As primeiras definições começam a ganhar forma e indicam uma divisão territorial cuidadosamente articulada. Em São Bento do Una, a tendência é que o deputado federal Fernando Filho (União Brasil) passe a concentrar o apoio político do grupo. Já em Tacaimbó, a responsabilidade deverá ficar com a candidata a deputada federal Juliana de Chaparral (União Brasil), que amplia sua presença no Agreste.
Em Bezerros, a base deverá ser destinada ao deputado federal Ricardo Teobaldo (Podemos), enquanto o presidente estadual do PL, Anderson Ferreira, aparece como o principal beneficiado nas cidades de Cupira e Vertentes, fortalecendo sua estratégia de votação no interior.
Uma das mudanças de maior repercussão acontece em Belo Jardim.
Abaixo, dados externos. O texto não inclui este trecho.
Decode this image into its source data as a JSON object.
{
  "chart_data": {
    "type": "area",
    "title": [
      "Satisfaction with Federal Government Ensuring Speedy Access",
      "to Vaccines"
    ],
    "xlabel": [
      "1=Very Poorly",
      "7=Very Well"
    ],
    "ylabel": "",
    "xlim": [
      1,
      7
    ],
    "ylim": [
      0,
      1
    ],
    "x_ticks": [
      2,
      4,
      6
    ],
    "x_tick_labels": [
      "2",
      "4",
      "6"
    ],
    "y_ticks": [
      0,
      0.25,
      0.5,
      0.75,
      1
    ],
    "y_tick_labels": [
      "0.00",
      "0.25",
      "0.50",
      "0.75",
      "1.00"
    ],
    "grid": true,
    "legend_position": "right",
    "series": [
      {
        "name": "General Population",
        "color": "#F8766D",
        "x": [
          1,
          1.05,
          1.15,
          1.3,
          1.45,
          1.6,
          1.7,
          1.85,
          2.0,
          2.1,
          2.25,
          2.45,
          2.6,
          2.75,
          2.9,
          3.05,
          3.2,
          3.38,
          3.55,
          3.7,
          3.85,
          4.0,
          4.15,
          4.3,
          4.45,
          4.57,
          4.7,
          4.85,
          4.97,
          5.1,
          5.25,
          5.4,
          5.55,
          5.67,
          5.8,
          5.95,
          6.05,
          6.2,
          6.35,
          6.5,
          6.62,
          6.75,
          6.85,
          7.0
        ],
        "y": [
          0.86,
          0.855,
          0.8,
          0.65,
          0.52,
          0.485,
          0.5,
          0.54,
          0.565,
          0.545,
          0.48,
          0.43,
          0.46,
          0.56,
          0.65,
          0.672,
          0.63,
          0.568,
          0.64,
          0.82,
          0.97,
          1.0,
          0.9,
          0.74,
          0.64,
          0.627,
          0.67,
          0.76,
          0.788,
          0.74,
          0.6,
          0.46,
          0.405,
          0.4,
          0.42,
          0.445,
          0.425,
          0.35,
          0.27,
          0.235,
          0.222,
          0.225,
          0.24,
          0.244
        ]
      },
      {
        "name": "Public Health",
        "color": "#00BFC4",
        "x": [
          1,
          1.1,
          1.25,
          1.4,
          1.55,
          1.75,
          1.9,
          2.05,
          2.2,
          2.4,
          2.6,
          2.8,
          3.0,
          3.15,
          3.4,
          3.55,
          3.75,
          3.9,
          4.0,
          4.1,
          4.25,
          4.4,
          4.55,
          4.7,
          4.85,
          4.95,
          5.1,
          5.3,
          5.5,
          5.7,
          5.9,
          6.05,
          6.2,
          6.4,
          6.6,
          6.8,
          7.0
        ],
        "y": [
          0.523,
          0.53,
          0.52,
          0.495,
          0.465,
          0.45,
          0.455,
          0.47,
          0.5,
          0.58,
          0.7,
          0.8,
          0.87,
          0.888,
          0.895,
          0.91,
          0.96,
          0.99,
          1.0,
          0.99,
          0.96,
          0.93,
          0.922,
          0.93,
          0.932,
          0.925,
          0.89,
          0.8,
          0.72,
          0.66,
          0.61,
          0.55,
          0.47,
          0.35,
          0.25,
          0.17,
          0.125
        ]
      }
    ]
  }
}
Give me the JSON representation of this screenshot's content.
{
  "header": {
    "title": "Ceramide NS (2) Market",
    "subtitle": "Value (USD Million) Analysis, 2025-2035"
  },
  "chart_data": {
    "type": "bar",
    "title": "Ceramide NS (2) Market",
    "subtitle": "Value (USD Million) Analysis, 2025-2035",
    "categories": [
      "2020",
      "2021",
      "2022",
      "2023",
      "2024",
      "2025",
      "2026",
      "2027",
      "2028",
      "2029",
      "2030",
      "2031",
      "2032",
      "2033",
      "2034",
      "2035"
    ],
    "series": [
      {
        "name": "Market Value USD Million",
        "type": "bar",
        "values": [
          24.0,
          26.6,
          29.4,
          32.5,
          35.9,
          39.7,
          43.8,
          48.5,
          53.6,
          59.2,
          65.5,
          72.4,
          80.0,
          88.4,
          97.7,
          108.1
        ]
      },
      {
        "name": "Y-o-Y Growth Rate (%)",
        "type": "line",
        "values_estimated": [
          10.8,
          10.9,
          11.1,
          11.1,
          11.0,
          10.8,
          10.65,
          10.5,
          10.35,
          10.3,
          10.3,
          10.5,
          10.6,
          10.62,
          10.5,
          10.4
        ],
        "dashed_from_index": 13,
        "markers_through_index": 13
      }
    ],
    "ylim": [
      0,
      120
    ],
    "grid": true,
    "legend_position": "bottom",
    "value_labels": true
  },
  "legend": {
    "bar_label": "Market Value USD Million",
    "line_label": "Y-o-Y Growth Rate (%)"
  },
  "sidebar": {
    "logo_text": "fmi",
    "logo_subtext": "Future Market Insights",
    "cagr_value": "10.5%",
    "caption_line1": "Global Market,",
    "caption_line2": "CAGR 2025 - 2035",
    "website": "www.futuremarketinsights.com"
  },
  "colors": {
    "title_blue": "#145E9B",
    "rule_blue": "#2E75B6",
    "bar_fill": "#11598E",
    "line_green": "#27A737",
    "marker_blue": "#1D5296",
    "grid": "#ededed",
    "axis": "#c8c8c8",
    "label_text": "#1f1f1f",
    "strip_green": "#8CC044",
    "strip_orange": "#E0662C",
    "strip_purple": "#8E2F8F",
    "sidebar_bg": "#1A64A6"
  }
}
O deputado federal Augusto Coutinho (Republicanos) deverá assumir o espaço político anteriormente ligado a Mendonça Filho. A escolha tem um componente familiar e político de peso, já que Augusto é cunhado do candidato ao Senado, reforçando a integração entre os grupos e a confiança na manutenção da base eleitoral da região.
Apesar das definições já estarem em andamento, o desenho ainda não é considerado definitivo. Isso porque uma eventual candidatura do ex-prefeito de Petrolina, Miguel Coelho (União Brasil), à Câmara dos Deputados poderá provocar uma nova redistribuição dessas bases. Caso entre na disputa por uma vaga de deputado federal, Miguel passará a dividir o mesmo espaço político com outros nomes do bloco aliado, exigindo novos entendimentos para acomodar os interesses eleitorais.
Nos bastidores, a avaliação é de que as próximas semanas serão decisivas para consolidar os acordos e evitar sobreposição de candidaturas dentro da mesma aliança. A engenharia política montada em torno da candidatura de Mendonça Filho ao Senado demonstra que, além da disputa majoritária, a corrida pelas bases eleitorais será um dos principais desafios da campanha de 2026 em Pernambuco.